Race is on for Oakland County Circuit Court bench

Assistant attorneys general try to make history by unseating incumbent Oakland County judge

ROYAL OAK, Mich. – In more than 100 years, no one has managed to unseat an incumbent judge in Oakland County.

In this year's election there are two assistant attorneys general who are attempting to do just that. Everyone in the county took note of this when the well-produced TV ads aired in Metro Detroit.

All of a sudden there was going to be a real race for the Oakland County Circuit Court. On one had, there are five incumbent judges banding together for what they call the "integrity slate."

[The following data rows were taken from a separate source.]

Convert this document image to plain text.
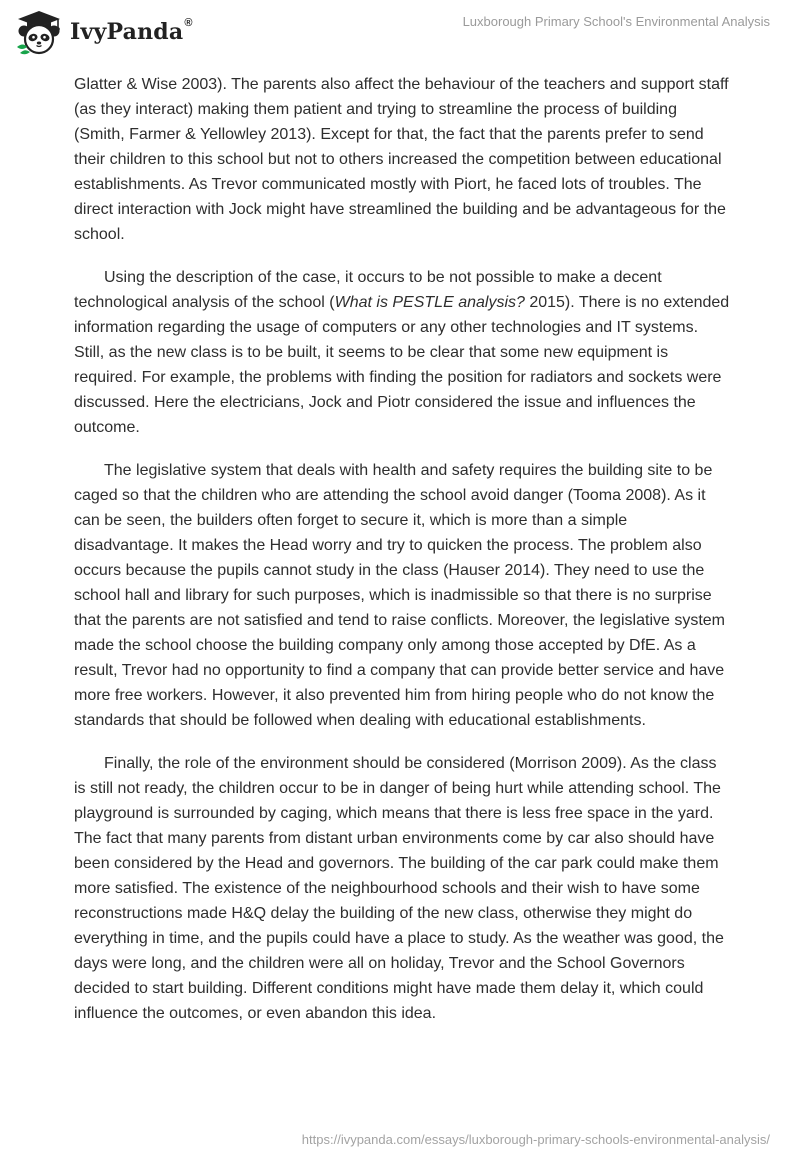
IvyPanda ®	Luxborough Primary School's Environmental Analysis

Glatter & Wise 2003). The parents also affect the behaviour of the teachers and support staff (as they interact) making them patient and trying to streamline the process of building (Smith, Farmer & Yellowley 2013). Except for that, the fact that the parents prefer to send their children to this school but not to others increased the competition between educational establishments. As Trevor communicated mostly with Piort, he faced lots of troubles. The direct interaction with Jock might have streamlined the building and be advantageous for the school.

Using the description of the case, it occurs to be not possible to make a decent technological analysis of the school (What is PESTLE analysis? 2015). There is no extended information regarding the usage of computers or any other technologies and IT systems. Still, as the new class is to be built, it seems to be clear that some new equipment is required. For example, the problems with finding the position for radiators and sockets were discussed. Here the electricians, Jock and Piotr considered the issue and influences the outcome.

The legislative system that deals with health and safety requires the building site to be caged so that the children who are attending the school avoid danger (Tooma 2008). As it can be seen, the builders often forget to secure it, which is more than a simple disadvantage. It makes the Head worry and try to quicken the process. The problem also occurs because the pupils cannot study in the class (Hauser 2014). They need to use the school hall and library for such purposes, which is inadmissible so that there is no surprise that the parents are not satisfied and tend to raise conflicts. Moreover, the legislative system made the school choose the building company only among those accepted by DfE. As a result, Trevor had no opportunity to find a company that can provide better service and have more free workers. However, it also prevented him from hiring people who do not know the standards that should be followed when dealing with educational establishments.

Finally, the role of the environment should be considered (Morrison 2009). As the class is still not ready, the children occur to be in danger of being hurt while attending school. The playground is surrounded by caging, which means that there is less free space in the yard. The fact that many parents from distant urban environments come by car also should have been considered by the Head and governors. The building of the car park could make them more satisfied. The existence of the neighbourhood schools and their wish to have some reconstructions made H&Q delay the building of the new class, otherwise they might do everything in time, and the pupils could have a place to study. As the weather was good, the days were long, and the children were all on holiday, Trevor and the School Governors decided to start building. Different conditions might have made them delay it, which could influence the outcomes, or even abandon this idea.

https://ivypanda.com/essays/luxborough-primary-schools-environmental-analysis/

On the other hand are two career prosecutors working for Michigan Attorney General Bill Schuette. They have backing and where the money is coming from has tongues wagging.

A conservative non profit out of Washington has shelled out hundreds of thousands of dollars in positive ads fro Deb Carley and Bill Rollstin. The non profit promotes what it call rule of law candidates, not activist judges.

Why are they interested in Carley and Rollstin?

"I think they saw we were both very similar candidates. We have great experience trying hundreds and hundreds of cases day in and day out for 22 years," said Carley.

Rollstin was up north Thursday night working on a case for the AG. He spoke to Local 4 on the phone.

"There are individuals out there in the world that believe in us and they've supported that and there's nothing wrong with that. It certainly in comportment with the law of our land," Rollstin said

There are already bad feelings over the challenge and more questions about money. Another out of state political non-profit, which is not at the direction of either Rollstin or Carley, has spent hundreds of thousands of dollars running attack ads against one of the incumbents.

Political non profits such as these do not have to reveal their donor lists. It's all perfectly legal. Speculation is running wild in legal circles over what local powerbroker is behind the attacks.

For the first time in a very long time the battle for the bench in Oakland County is going to be a race to watch.